Standing Bear wrote that “the hand that fashioned the continent also fashioned the man for his surroundings.” The mysterious Creator is sometimes likened to a grandfather, and the maternal land itself can be compared to a grandmother or mother, although Vine Deloria cautions that “too often this dimension is twisted when non-Indians make it a sentimental truism and the Indian philosophy appears shallow and without insight. But the true meaning of the motherhood of the land is that, like a mother, it shapes and teaches our species and, according to the peculiarity of the area, produces certain basic forms of personality and social identity which could not be produced in any other way.”5 Lame deer observed that this process of formation is lifelong: “We are a part of the nature around us, and the older we get the more we come to look like it. In the end we become part of the landscape with a face like the badlands.”6

Humans are shaped and instructed by the landscape, but the landscape also receives some of its matter and spirit from humans. A Crow chief told Europan invaders, “The soil you see is not ordinary soil, it is the dust of the blood, the flesh and bones of our ancestors.  We fought and bled and died to keep other Indians from taking it...  You will have to dig down through the surface before you can find nature's earth, as the upper portion is Crow. The land, as it is, is my blood, and my dead, it is consecrated.”7 Humans have baptized the land with their blood, sweat, tears, etc., and have sanctified it with their prayers, songs and laughter. What an outsider might consider “dirt” is powerfully imbued with spiritual energy.
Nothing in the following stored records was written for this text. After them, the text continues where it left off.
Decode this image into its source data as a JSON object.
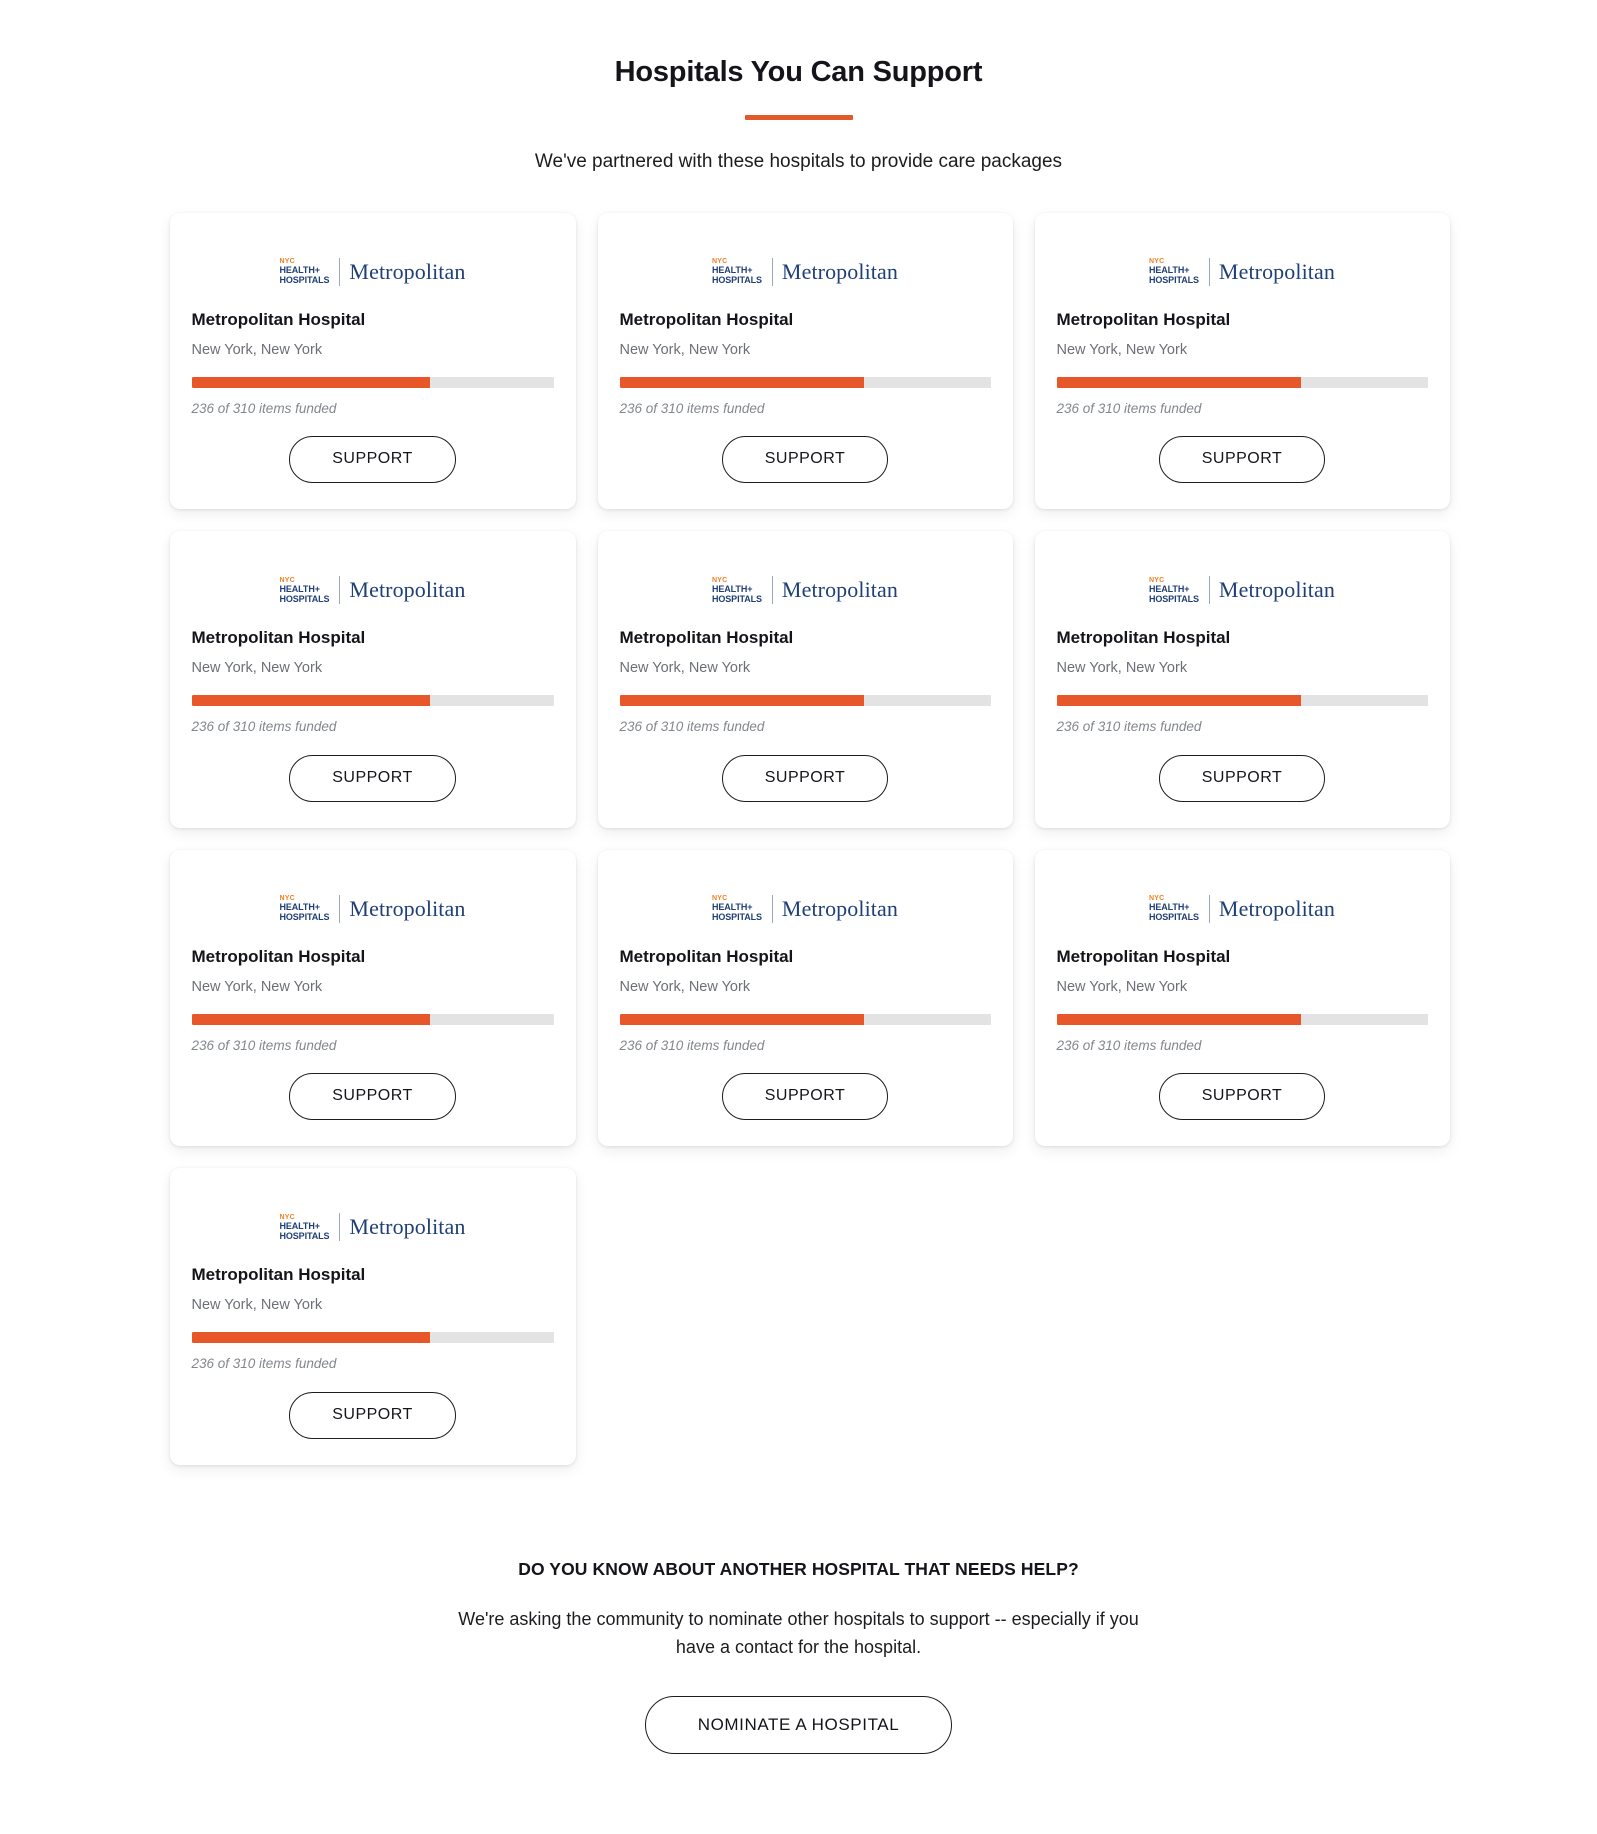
{
  "header": {
    "title": "Hospitals You Can Support",
    "subtitle": "We've partnered with these hospitals to provide care packages",
    "accent_color": "#e2592b"
  },
  "logo": {
    "nyc": "NYC",
    "health": "HEALTH+",
    "hospitals": "HOSPITALS",
    "wordmark": "Metropolitan",
    "nyc_color": "#f08122",
    "text_color": "#1f3f77"
  },
  "cards": [
    {
      "name": "Metropolitan Hospital",
      "location": "New York, New York",
      "funded_text": "236 of 310 items funded",
      "funded": 236,
      "total": 310,
      "percent": 66,
      "button": "SUPPORT"
    },
    {
      "name": "Metropolitan Hospital",
      "location": "New York, New York",
      "funded_text": "236 of 310 items funded",
      "funded": 236,
      "total": 310,
      "percent": 66,
      "button": "SUPPORT"
    },
    {
      "name": "Metropolitan Hospital",
      "location": "New York, New York",
      "funded_text": "236 of 310 items funded",
      "funded": 236,
      "total": 310,
      "percent": 66,
      "button": "SUPPORT"
    },
    {
      "name": "Metropolitan Hospital",
      "location": "New York, New York",
      "funded_text": "236 of 310 items funded",
      "funded": 236,
      "total": 310,
      "percent": 66,
      "button": "SUPPORT"
    },
    {
      "name": "Metropolitan Hospital",
      "location": "New York, New York",
      "funded_text": "236 of 310 items funded",
      "funded": 236,
      "total": 310,
      "percent": 66,
      "button": "SUPPORT"
    },
    {
      "name": "Metropolitan Hospital",
      "location": "New York, New York",
      "funded_text": "236 of 310 items funded",
      "funded": 236,
      "total": 310,
      "percent": 66,
      "button": "SUPPORT"
    },
    {
      "name": "Metropolitan Hospital",
      "location": "New York, New York",
      "funded_text": "236 of 310 items funded",
      "funded": 236,
      "total": 310,
      "percent": 66,
      "button": "SUPPORT"
    },
    {
      "name": "Metropolitan Hospital",
      "location": "New York, New York",
      "funded_text": "236 of 310 items funded",
      "funded": 236,
      "total": 310,
      "percent": 66,
      "button": "SUPPORT"
    },
    {
      "name": "Metropolitan Hospital",
      "location": "New York, New York",
      "funded_text": "236 of 310 items funded",
      "funded": 236,
      "total": 310,
      "percent": 66,
      "button": "SUPPORT"
    },
    {
      "name": "Metropolitan Hospital",
      "location": "New York, New York",
      "funded_text": "236 of 310 items funded",
      "funded": 236,
      "total": 310,
      "percent": 66,
      "button": "SUPPORT"
    }
  ],
  "cta": {
    "heading": "DO YOU KNOW ABOUT ANOTHER HOSPITAL THAT NEEDS HELP?",
    "text": "We're asking the community to nominate other hospitals to support -- especially if you have a contact for the hospital.",
    "button": "NOMINATE A HOSPITAL"
  },
  "colors": {
    "progress_fill": "#e8572a",
    "progress_track": "#e3e3e3"
  }
}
Anthropologist Joseph Epes Brown wrote: “To survive, people had to discern the behavior and power of natural forces and animals; they had to know such things as which roots cured illness, which bird songs foretold the coming of a storm, and which plants indicated the proximity of underground springs. Through this close interaction between people and the natural world around them, the phenomena of the world were translated into a spiritual language and a metaphysical science.”8 As Standing Bear put it, “Life for the Indian is one of harmony with nature and the things which surround him. The Indian tried to fit in with nature and to understand, not to conquer or rule. Life was a glorious thing, for great contentment comes with the feeling of friendship and kinship with the living things around you.”9


1Standing Bear (1933)

2St. Pierre (1995) p. 39

3Erdoes (1972) p. 1-2, 7

4It should be noted here that the initial arrival of the Lakota refugees caused great disruption in the Plains, which were already inhabited by other Native peoples, and there was ongoing friction between the tribes. But this rarely escalated to the level of genocidal warfare. For further exploration, there is a chapter about Native American tribal “warfare” in j. Snodgrass's Natives Discover America (2018)

5Deloria (1999) p. 131

6Lame Deer (1994) Caption for second illustration.